Personalmente ed in relazione all’esperienza fatta, sono scettica rispetto all’utilizzo effettivo che verrà fatto dell’incidente probatorio in questi casi, poiché di rado in questo tipo di procedimenti il pubblico ministero acquisisce personalmente le dichiarazioni della p.o.; quale sia la causa di questa scelta non è dato sapere e, forse, la ragione va ravvisata nel fatto che si ritiene erroneamente che questi processi non richiedano o non consentano indagini particolari per la ricerca di riscontri esterni alle dichiarazioni della p.o., o forse perché si sottovaluta la condizione psicologica e di fatto in cui versa la p.o. del maltrattamento; ciò sembra trovare conferma nel ricorso solo sporadico che si è fatto alla misura introdotta dalla L. 154 del 2001 che, con l’art. 282 bis, ha previsto l’allontanamento dalla casa familiare.

Sorge il sospetto che il maltrattamento in famiglia sia considerato quasi «figlio di un dio minore».

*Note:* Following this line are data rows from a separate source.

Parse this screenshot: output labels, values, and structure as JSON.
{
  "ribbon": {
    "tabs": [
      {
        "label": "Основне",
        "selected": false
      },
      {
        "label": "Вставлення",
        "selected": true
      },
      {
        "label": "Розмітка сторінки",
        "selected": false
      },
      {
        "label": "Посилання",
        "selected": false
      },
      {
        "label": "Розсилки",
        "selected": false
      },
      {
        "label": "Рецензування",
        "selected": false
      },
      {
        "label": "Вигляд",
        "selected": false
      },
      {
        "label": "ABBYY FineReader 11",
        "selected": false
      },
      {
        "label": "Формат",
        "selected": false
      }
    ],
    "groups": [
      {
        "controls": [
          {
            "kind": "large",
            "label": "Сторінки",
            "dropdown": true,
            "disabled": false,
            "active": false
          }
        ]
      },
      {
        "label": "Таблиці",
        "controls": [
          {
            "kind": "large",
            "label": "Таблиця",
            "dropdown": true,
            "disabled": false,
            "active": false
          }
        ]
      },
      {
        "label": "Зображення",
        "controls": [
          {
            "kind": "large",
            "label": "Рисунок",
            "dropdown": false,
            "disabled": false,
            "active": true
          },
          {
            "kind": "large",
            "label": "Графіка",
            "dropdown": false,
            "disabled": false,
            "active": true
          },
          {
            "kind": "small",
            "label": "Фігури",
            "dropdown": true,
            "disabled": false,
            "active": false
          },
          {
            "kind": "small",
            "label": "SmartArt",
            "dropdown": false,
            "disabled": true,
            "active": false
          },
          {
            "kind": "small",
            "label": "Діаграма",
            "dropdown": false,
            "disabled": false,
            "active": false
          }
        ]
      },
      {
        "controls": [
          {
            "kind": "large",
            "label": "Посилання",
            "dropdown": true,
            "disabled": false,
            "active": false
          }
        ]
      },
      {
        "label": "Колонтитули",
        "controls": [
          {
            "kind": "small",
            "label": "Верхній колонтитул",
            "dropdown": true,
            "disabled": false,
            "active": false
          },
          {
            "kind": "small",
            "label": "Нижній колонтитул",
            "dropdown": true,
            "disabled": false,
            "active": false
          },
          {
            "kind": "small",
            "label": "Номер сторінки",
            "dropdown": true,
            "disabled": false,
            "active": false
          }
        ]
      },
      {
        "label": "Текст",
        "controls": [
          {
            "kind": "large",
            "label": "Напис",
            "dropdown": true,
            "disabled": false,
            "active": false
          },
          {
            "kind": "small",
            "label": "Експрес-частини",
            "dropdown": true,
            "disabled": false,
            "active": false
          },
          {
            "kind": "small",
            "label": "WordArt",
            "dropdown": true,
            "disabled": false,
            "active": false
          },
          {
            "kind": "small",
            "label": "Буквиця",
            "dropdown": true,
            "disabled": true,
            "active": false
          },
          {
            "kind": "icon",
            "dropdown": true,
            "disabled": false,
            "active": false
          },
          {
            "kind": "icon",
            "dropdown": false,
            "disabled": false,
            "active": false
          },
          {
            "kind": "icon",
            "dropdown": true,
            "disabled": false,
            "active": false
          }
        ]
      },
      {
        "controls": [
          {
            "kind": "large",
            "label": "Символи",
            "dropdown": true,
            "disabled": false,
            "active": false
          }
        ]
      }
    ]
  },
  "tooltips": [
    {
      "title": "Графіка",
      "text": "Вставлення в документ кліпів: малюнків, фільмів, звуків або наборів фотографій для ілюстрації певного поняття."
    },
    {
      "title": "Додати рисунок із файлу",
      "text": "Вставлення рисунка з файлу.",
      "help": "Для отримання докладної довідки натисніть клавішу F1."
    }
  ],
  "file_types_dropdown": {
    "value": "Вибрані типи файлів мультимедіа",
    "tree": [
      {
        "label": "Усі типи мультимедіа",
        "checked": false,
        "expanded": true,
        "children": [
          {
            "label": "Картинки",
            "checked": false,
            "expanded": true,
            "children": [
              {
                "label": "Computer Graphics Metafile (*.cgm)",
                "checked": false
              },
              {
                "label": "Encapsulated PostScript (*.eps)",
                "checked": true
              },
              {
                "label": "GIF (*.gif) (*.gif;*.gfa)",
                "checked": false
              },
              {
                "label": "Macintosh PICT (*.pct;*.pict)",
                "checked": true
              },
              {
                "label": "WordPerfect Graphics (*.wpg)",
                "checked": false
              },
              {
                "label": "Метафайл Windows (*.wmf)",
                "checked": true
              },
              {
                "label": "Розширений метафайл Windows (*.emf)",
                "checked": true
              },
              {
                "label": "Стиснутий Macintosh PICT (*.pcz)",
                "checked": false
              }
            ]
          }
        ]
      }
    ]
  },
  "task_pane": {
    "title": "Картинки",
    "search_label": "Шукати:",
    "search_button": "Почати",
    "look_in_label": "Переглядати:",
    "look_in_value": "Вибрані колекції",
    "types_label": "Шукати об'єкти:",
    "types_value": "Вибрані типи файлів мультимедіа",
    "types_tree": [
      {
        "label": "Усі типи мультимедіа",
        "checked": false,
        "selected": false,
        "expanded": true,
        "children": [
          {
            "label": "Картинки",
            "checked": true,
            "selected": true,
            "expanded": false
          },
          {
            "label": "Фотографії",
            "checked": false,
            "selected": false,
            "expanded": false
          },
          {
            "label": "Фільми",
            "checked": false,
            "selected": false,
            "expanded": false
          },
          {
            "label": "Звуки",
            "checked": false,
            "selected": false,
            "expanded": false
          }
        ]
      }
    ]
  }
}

Troppo spesso si affida l’intera responsabilità dell’accusa alla testimonianza della parte lesa anche quando si potrebbe, e non si fa, cercare sin alle indagini preliminari un riscontro esterno a quanto viene esposto nella denuncia; il massimo cui possiamo ambire come giudici dibattimentali, è qualche certificato di pronto soccorso in cui si registra una lesione accidentale da caduta per le scale o da urto contro una porta o simili, mentre quasi mai si sentono le persone vicine alla parte lesa, che ne possono aver raccolto il racconto nel tempo, le confidenze e che siano per esempio in grado di ricollegare i maltrattamenti alle lesioni refertate nelle diverse occasioni, così da riscontrare sia la tipologia di atti realizzati che la loro abitualità che deve essere presente perché il reato sia configurabile.

In altri casi, si omette di valutare il possibile contributo dei vicini di casa come testimoni che potrebbero certamente fornire un valido apporto probatorio riferendo quanto hanno eventualmente visto o sentito dalla loro casa, anche se questo, in qualche caso, deve ricondursi o alla indisponibilità di tali soggetti che non...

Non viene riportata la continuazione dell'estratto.